Matthew Crawford, um escritor americano autor de The Case for Working With Your Hands (O processo de trabalhar com as mãos; sem edição em português), é um filósofo e – atenção! – um mecânico de motocicletas; o seu texto é uma interessante mistura de experiência pessoal e teoria filosófica. O seu tema dominante é a idéia de que a liberdade e a razão humana residem idealmente num “eu situado”, de que a plena realização do homem se dá na interação com o mundo, com a especificidade dos objetos e dos contextos, mediante habilidades como a mecânica, a marcenaria, a escultura, etc. Portanto, ele sustenta que com o declínio da mão de obra qualificada fomos perdendo algo de fundamental.

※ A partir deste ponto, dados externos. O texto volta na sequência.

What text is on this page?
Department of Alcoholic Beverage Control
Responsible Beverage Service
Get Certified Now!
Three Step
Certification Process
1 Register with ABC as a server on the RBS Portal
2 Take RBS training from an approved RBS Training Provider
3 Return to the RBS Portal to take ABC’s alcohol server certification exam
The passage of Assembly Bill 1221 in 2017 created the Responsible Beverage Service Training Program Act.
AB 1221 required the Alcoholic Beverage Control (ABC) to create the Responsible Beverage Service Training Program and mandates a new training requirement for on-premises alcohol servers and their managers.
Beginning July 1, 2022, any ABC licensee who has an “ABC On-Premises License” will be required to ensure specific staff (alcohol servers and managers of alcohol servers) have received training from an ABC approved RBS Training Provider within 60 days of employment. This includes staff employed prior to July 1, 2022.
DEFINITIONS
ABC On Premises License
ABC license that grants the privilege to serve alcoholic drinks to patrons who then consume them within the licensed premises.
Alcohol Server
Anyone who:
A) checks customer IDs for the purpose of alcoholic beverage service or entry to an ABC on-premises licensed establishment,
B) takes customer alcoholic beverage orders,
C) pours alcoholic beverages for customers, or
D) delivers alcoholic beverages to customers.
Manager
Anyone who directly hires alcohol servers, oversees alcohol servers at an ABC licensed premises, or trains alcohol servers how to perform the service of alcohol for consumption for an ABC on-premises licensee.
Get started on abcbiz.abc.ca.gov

Aliás, segundo ele a perda da razão, em nossa época, enraíza-se justamente no distanciamento da realidade que caracteriza a maior parte dos nossos trabalhos.
Como todos os grandes críticos e pensadores, está convicto de que existe algo a mais do que o “óbvio” que salta aos olhos. Por exemplo, está constantemente atento a cada ruído, porque pode indicar um problema na tração dianteira ou que uma peça quebrou. Não lhe basta saber o que é preciso saber, mas o que deveria saber, e como esse conhecimento se relaciona com a estrutura das coisas reais, com o seu verdadeiro objetivo, com o seu funcionamento. E esse é fundamentalmente um empreendimento moral “Para os seres humanos”, escreve ele, “as ferramentas remetem à necessidade de uma pesquisa moral. Dado que a natureza nos fornece só receitas ambíguas, nós somos constrangidos a nos perguntar: o que é bom?”.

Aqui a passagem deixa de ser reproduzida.